Regulation of data ownership and permission
Banks and private companies will always try to innovate to provide better opportunities for their customers. Plaid creates an environment on the back end for consumer-facing companies to innovate their services without having to invest a whole lot into the infrastructure.
Few organizations can compete on their level and the company has expanded to the UK with global ambitions. The UK, in particular, is way ahead of the US in adopting the rules and regulations necessary to have the data infrastructure that is going to be needed for the next decade of fintech.
In Europe and the UK, we have the established rule that the customer owns their data and can permission it through protocols that are designated to other regulated entities, and under open banking is that the liability for that data safety transfers as it goes from one regulated entity to the next. So in the U.S, there is an operation without this structure, which is really difficult and not appropriate.
The regulatory environment is completely different in Europe. It is a little bit more forward-leaning around consumer ownership and access to data.

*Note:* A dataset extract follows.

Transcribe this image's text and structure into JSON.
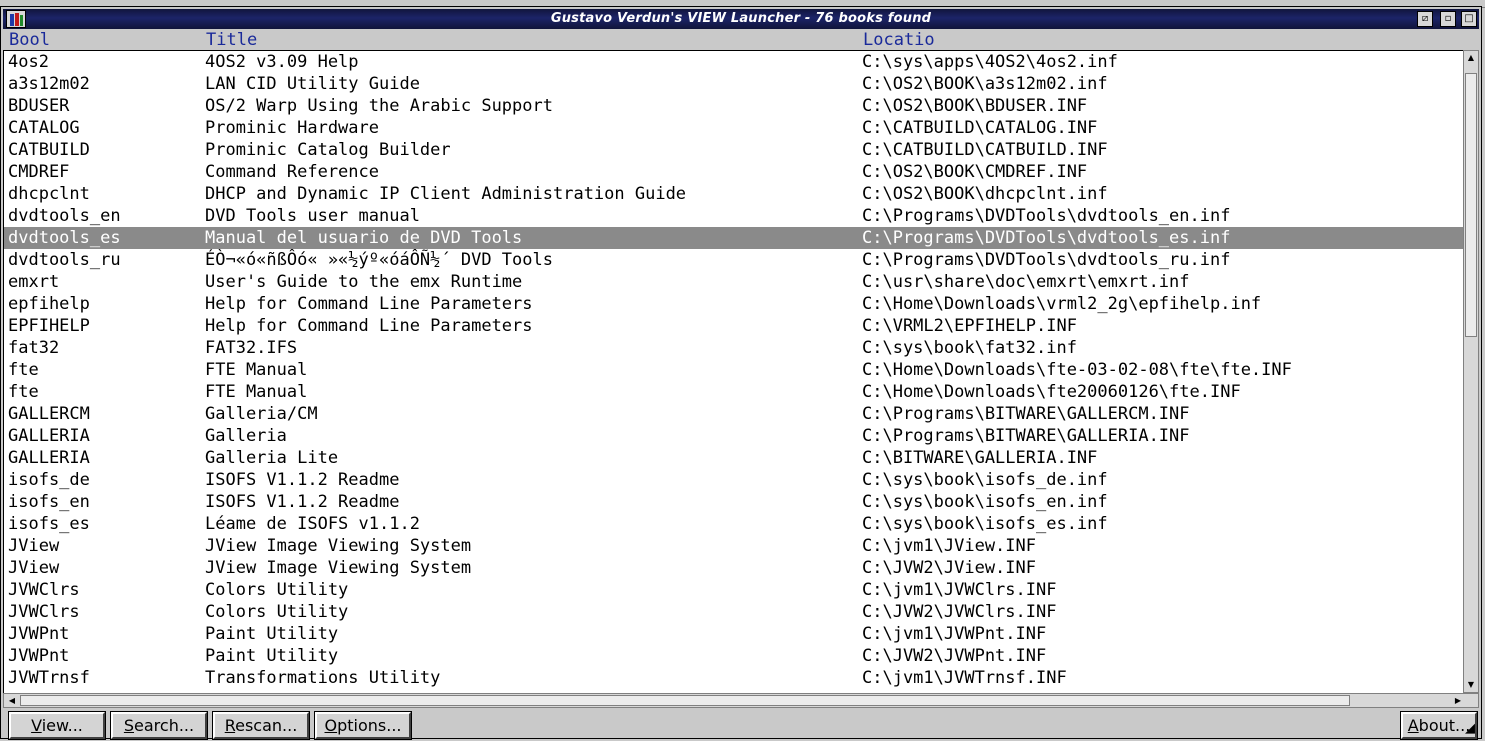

In Europe, the laws are quite clear, saying that consumers have access to ownership of all their financial data and actually they stipulate how that data can be shared, which is great.
We still have a long way to go in terms of challenges and communicating across a nation is no easy feat. When you have a company like Plaid and it takes your data with your permission and uploads it to some other entity. It is now governed by a whole series of murky rules which are overlapping and sometimes conflicting, involving third parties and also involving data ownership. There is no clarity in the U.S about who owns the data and when the liability for the security of that data transfers from one entity to the next.
The UK’s Payment Services Directive, which is termed informally as open banking, is where consumers have access to all their data brokerage banking but they get to control it. It’s a way to have better data security and more consumer security. It’s been required now of the major banks in the UK.
The UK has one of the most robust fintech ecosystems in the world. Many say that’s thanks to open banking laws that make it easier for fintech companies to compete. Those require banks to standardize customer data and make it easier to export in the same format. UK’s single biggest trading partner is the United States and the two countries have some of the most prominent economies in the world.
Open banking revolution
Open banking in Europe has a set of regulations that enforce that banks have API and ways to share consumer data when the consumer requested that it is shared and in the U.S there are a similar set of principles. However, we don’t have stipulations around those APIs existing. The reality is though, that in the UK there are far fewer banks and so it’s much easier to ask all of those banks to go and build APIs.
In the U.S, there are more than 10,000 banks and credit unions, and community banks, and asking all of them to go until the APIs is immensely difficult. Not to mention the fact that many of the banks don’t actually have their own in-house technology teams, so they have to go out and pay consultants to build all that stuff on top of it. So the practicality of it is quite low. However, the principle, the idea that consumers have access there and data is foundational that’s actually reflected on both sides of the ocean.
The open banking revolution is just starting in the U.S. It remains to be seen if American politicians will work to foster through government regulation or promote private companies like Plaid and their mission to help consumers better understand and own their financial data.